As a company grows, it is harder and takes longer to get stuff done. Stakeholders who could all fit around the table become organizations with people, goals, and objectives. When growing from a start-up of a few people to a booming business of dozens or hundreds or even thousands, needs begin to compete. What was once a few engineers writing code becomes departments of engineers organized around products and marching to different releases. This is when having experienced management is critical to a company’s retention plan. A company cannot be so restrictive that new things can’t happen without a million hoops to jump through. Everything from research through development to release must be fast-paced for a company to remain competitive two-ways: one, for customers, and two, for employees, and not necessarily in that order. I’ve seen top engineers leave companies because they’ve found their creativity stifled by layers of misguided approval processes that do not promote and reward achievable and measurable results, and they often walk to a place that gives them the room to make things happen more efficiently than a big company will allow. The key is to have the right processes in place that empower and motivate people so that they can be their best. Put people in the center of it all: your employees, your customers, your partners.

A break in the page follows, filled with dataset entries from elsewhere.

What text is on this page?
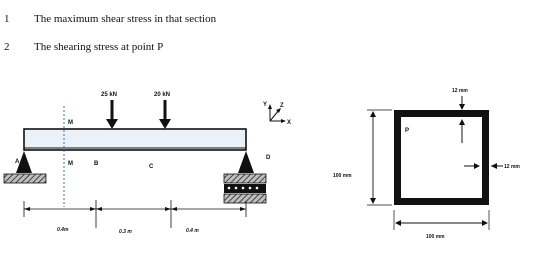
1 The maximum shear stress in that section
2 The shearing stress at point P
25 kN	20 kN
M
M
A	B	C
D
Y Z
X
0.4m	0.3 m	0.4 m
P
12 mm
12 mm
100 mm
100 mm
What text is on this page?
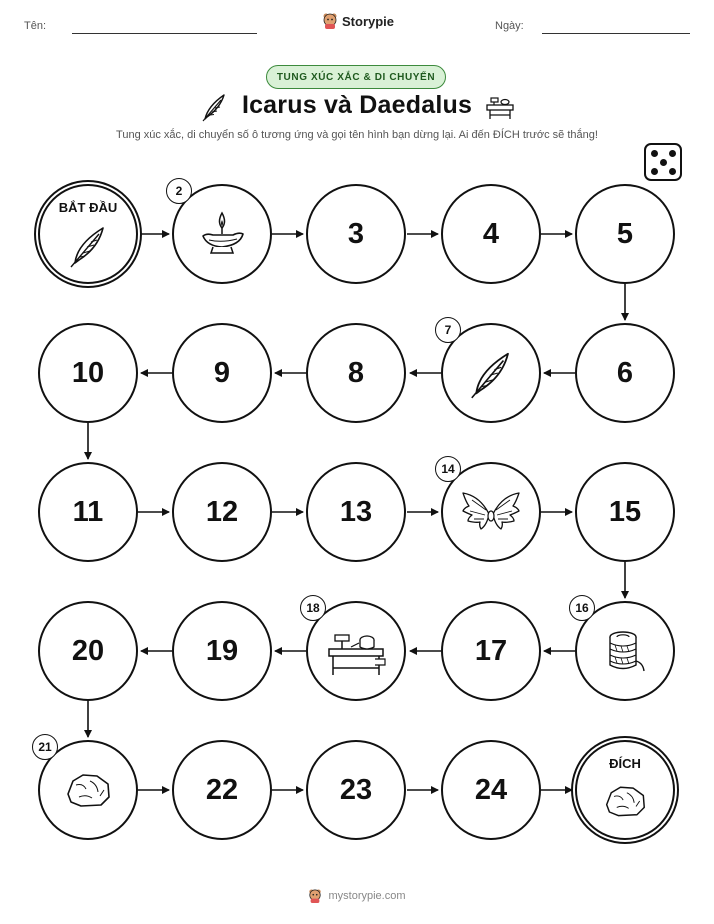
Tên:	Storypie	Ngày:
TUNG XÚC XẮC & DI CHUYỂN
Icarus và Daedalus
Tung xúc xắc, di chuyển số ô tương ứng và gọi tên hình bạn dừng lại. Ai đến ĐÍCH trước sẽ thắng!
BẮT ĐẦU
2
3	4	5
6
7
8
9
10
11	12	13
14
15
16
17
18
19
20
21
22	23	24
ĐÍCH
mystorypie.com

“People before process” is the Golden Rule of employee retention. And when you think of people first, it’s the big things that come into play, and not just money and benefits. Things like flexibility, worksite location and features, ability to learn and grow, and chances to make an impact are very important. Nowhere in there is product-market fit. If you don’t have people who want to work for your company because it works for them, too, your product doesn’t matter. Take, for example, the company described in an article of Steve Blank’s last summer, one which relocated from Palo Alto to the East Bay over a manager’s objections. I don’t know which company did that, but I see it happen often, as real estate in the Bay Area is pricey. Moving someone’s work an hour away from where it once was is not an insignificant thing, and it’s one that is likely to cost you your experienced staff. If you think that you can replace people as easily as this company believed it could, that may not seem like a big deal, but there are huge costs therein. Among those, it costs a company time and money in on-boarding and such that most tech companies really can’t afford when it comes down to it. I prefer to retain talent by continuously investing and growing them. They have knowledge, history, and can move quickly. My company has found the way to do that through greater flexibility amid our mobile, flexible workforce. We invested in it for our clients as well as for ourselves when we acquired collaboration software company Glip. Why lose staff with a physical relocation when you can not lose a minute by offering them tools to do their job from wherever they choose? Bigger companies need to take note: flexibility and mobility is the future. There’s something wrong if you think your staff is expendable. And there’s something bigger wrong if you make decisions that render them feeling not valued, like via a far physical move. Why not create the win/win of keeping good people through offering them solutions that fit their lives and your needs? “People before process” is better for everyone.
The tone of valuing people must come from the top, and that’s part of the reason I spend time writing about it as an innovator. In some cases, founders who stay on to run companies have to be “reprogrammed” a bit to really get it. Egos grow with valuations sometimes, but, as a start-up scales, there needs to be a constant reminder that a company’s most valuable assets are the employees who make it great. A culture of innovation demands the recognition of talent and making people feel like they matter. Here among the leadership of my fifth successful company, I can assure you that matters most. The best transition you can make isn’t to a new job, but to a company that values people, starting with your own.